JAKARTA – Kebijakan tarif yang dijalankan Presiden Amerika Serikat Donald Trump memicu ketidakpastian yang digunakan signifikan kemudian merusak kepercayaan terhadap kegiatan ekonomi global. Kendati demikian, Dana Moneter Internasional ( IMF ) menilai hal itu bukan kemungkinan besar menyebabkan resesi pada waktu dekat.
Trump diperkirakan akan segera mengumumkan tarif timbal balik atau resiprokal yang memiliki target negara-negara yang mengenakan tarif pada produk-produk Amerika atau menerapkan praktik-praktik perdagangan yang digunakan dianggap bukan adil oleh Gedung Putih. Serangkaian tarif khusus negara akan berusaha mencapai semua mitra dagang AS, termasuk Uni Eropa (UE), China, lalu Kanada. Trump mengumumkan hari di area mana ia akan meluncurkan kebijakan tarif resiprokal yang disebutkan sebagai “Hari Pembebasan”.
Trump memberlakukan berbagai tarif sejak kembali ke Gedung Putih pada bulan Januari, termasuk pungutan luas terhadap China, sanksi berhadapan dengan barang-barang Kanada juga Meksiko, baja lalu aluminium, lalu yang mana terbaru, mobil-mobil asing serta suku cadang utama.

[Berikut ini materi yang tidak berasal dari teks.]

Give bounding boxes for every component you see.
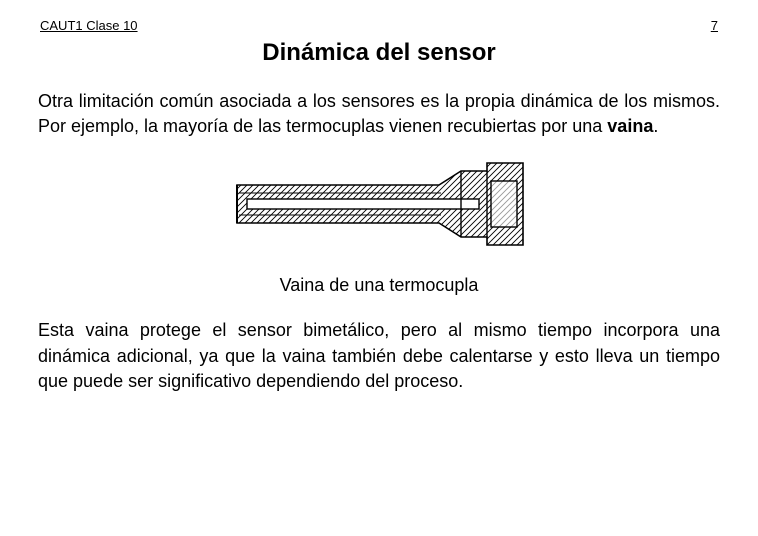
para1-text-b: . [653,116,658,136]
header-left: CAUT1 Clase 10 [40,18,138,33]
figure-container [38,155,720,253]
page-header: CAUT1 Clase 10 7 [38,18,720,33]
thermowell-diagram [229,155,529,253]
paragraph-1: Otra limitación común asociada a los sen… [38,89,720,139]
page-title: Dinámica del sensor [38,39,720,67]
figure-caption: Vaina de una termocupla [38,275,720,296]
document-page: CAUT1 Clase 10 7 Dinámica del sensor Otr… [0,0,758,430]
header-page-number: 7 [711,18,718,33]
para1-bold: vaina [607,116,653,136]
paragraph-2: Esta vaina protege el sensor bimetálico,… [38,318,720,394]
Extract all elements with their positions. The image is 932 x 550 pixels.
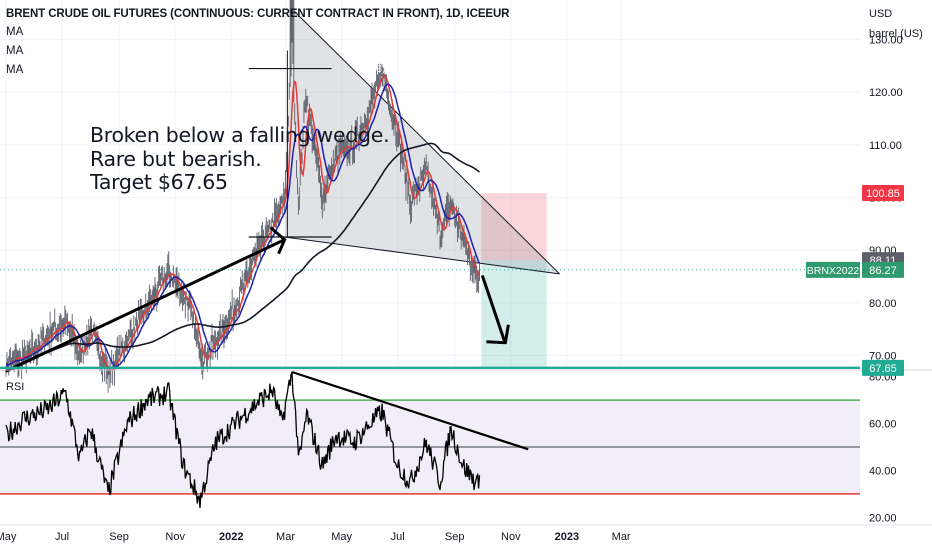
annotation-text[interactable]: Broken below a falling wedge. Rare but b…: [90, 123, 390, 195]
rising-trendline[interactable]: [5, 238, 286, 373]
price-tick-label: 110.00: [869, 140, 902, 152]
indicator-ma-3[interactable]: MA: [6, 64, 24, 76]
stop-badge: 100.85: [866, 188, 900, 200]
price-tick-label: 70.00: [869, 350, 897, 362]
price-tick-label: 130.00: [869, 35, 903, 47]
indicator-ma-1[interactable]: MA: [6, 26, 24, 38]
wedge-upper-line[interactable]: [290, 7, 560, 275]
rsi-tick-label: 40.00: [869, 465, 897, 477]
annotation-line-1: Broken below a falling wedge.: [90, 123, 390, 147]
axis-unit-currency: USD: [869, 8, 893, 20]
annotation-line-3: Target $67.65: [90, 170, 228, 194]
target-badge: 67.65: [869, 363, 897, 375]
price-tick-label: 90.00: [869, 245, 897, 257]
trend-drawings[interactable]: [0, 50, 860, 373]
position-box[interactable]: [481, 193, 547, 368]
symbol-badge-bg: [806, 261, 860, 278]
time-tick-label: Sep: [445, 531, 465, 543]
measure-label: (3) 3145: [373, 64, 411, 75]
moving-averages: [5, 75, 481, 372]
time-tick-label: 2022: [219, 531, 243, 543]
rsi-line: [5, 371, 481, 508]
time-tick-label: Mar: [276, 531, 295, 543]
falling-wedge[interactable]: [284, 7, 560, 275]
time-tick-label: Jul: [391, 531, 405, 543]
wedge-fill[interactable]: [284, 8, 560, 274]
trendline-arrowhead: [269, 226, 287, 255]
indicator-ma-2[interactable]: MA: [6, 45, 24, 57]
rsi-pane: [0, 370, 860, 508]
symbol-badge: BRNX2022: [807, 265, 860, 277]
axis-unit-quantity: barrel (US): [869, 28, 923, 40]
time-tick-label: Jul: [55, 531, 69, 543]
wedge-lower-line[interactable]: [284, 236, 560, 275]
chart-title: BRENT CRUDE OIL FUTURES (CONTINUOUS: CUR…: [6, 8, 510, 20]
rsi-tick-label: 60.00: [869, 419, 897, 431]
rsi-tick-label: 20.00: [869, 512, 897, 524]
target-zone[interactable]: [481, 260, 547, 368]
price-tick-label: 80.00: [869, 298, 897, 310]
time-tick-label: Mar: [612, 531, 631, 543]
ma-line-fast: [5, 75, 480, 372]
ma-line-slow: [34, 142, 480, 358]
stop-zone[interactable]: [481, 193, 547, 261]
target-arrow[interactable]: [480, 274, 506, 342]
time-axis[interactable]: May Jul Sep Nov 2022 Mar May Jul Sep Nov 2023 Mar: [0, 524, 932, 543]
time-tick-label: Nov: [165, 531, 185, 543]
stop-badge-bg: [862, 185, 904, 202]
time-tick-label: Sep: [109, 531, 129, 543]
rsi-trendline[interactable]: [291, 370, 529, 451]
target-arrowhead: [486, 324, 510, 345]
time-tick-label: Nov: [501, 531, 521, 543]
rsi-label[interactable]: RSI: [6, 381, 25, 393]
time-tick-label: May: [0, 531, 17, 543]
annotation-line-2: Rare but bearish.: [90, 146, 262, 171]
price-grid: [0, 0, 860, 368]
time-tick-label: 2023: [555, 531, 579, 543]
price-tick-label: 120.00: [869, 87, 903, 99]
time-tick-label: May: [331, 531, 352, 543]
last-badge-bg: [862, 261, 904, 278]
target-badge-bg: [862, 359, 904, 376]
last-badge: 86.27: [869, 265, 897, 277]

Dalam wawancara dengan Perusahaan Berita Reuters pada hari Senin, Direktur Pelaksana IMF Kristalina Georgieva mengungkapkan bahwa IMF diperkirakan akan sedikit menurunkan perkiraan ekonomi globalnya pada pembaruan Prospek Kondisi Keuangan Planet mendatang. Akan tetapi, lembaga itu tidak ada mengawasi akan terjadinya resesi.
“Apa yang tersebut kita lihat di indikator jumlah kali tinggi memang benar menunjukkan bahwa kepercayaan konsumen, kepercayaan penanam modal agak melemah, juga kita tahu bahwa itu kemudian berdampak pada prospek pertumbuhan,” kata Georgieva seperti dilansir Russia Today.
Komentarnya menyusul peringatan keras dari Goldman Sachs pada hari Mingguan bahwa ekonomi Negeri Paman Sam menghadapi risiko resesi yang dimaksud semakin meningkat oleh sebab itu tarif yang dimaksud meningkat mengancam untuk meredam pertumbuhan, menyokong inflasi, juga meningkatkan pengangguran. Goldman Sachs yang disebutkan meninggikan probabilitas resesi 12 bulannya menjadi 35%, naik dari perkiraan sebelumnya sebesar 20%.
Keyakinan penanam modal telah lama terguncang oleh penerapan tarif baru yang mana tidaklah dapat diprediksi, yang dimaksud menyebabkan penurunan hampir 10% di indeks saham utama Negeri Paman Sam sejak pertengahan Februari, akibat perasaan khawatir meningkat bahwa pungutan yang disebutkan dapat menghambat perkembangan sektor ekonomi atau memacu sektor ekonomi ke di resesi.
Namun, Georgieva mencatat bahwa IMF belum mengamati “dampak dramatis” dari tarif yang diberlakukan atau diancam oleh Trump sejak ia kembali ke Gedung Putih, kemudian lebih banyak mengharapkan “koreksi” ke bawah yang tersebut kecil.
“Semakin cepat ada kejelasan, semakin baik, oleh sebab itu ketidakpastian, penelitian kami menunjukkan, semakin lama berlangsung, semakin besar dampak negatifnya terhadap pertumbuhan,” katanya.
Pada bulan Januari, IMF sedikit meninggal perkiraan perkembangan globalnya untuk tahun 2025 menjadi 3,3%, naik dari 3,2% di proyeksi Oktober, dengan peningkatan setengah poin yang substansial pada prospek Negeri Paman Sam – sekarang dalam 2,7% – yang digunakan memacu sebagian besar peningkatan.
Georgieva mencatatkan data bahwa perdagangan global terus mengalami perkembangan meskipun ada peningkatan tindakan proteksionis di area seluruh dunia, yang tersebut telah lama membentuk kembali pola perdagangan dan juga mengakibatkan tantangan bagi globalisasi.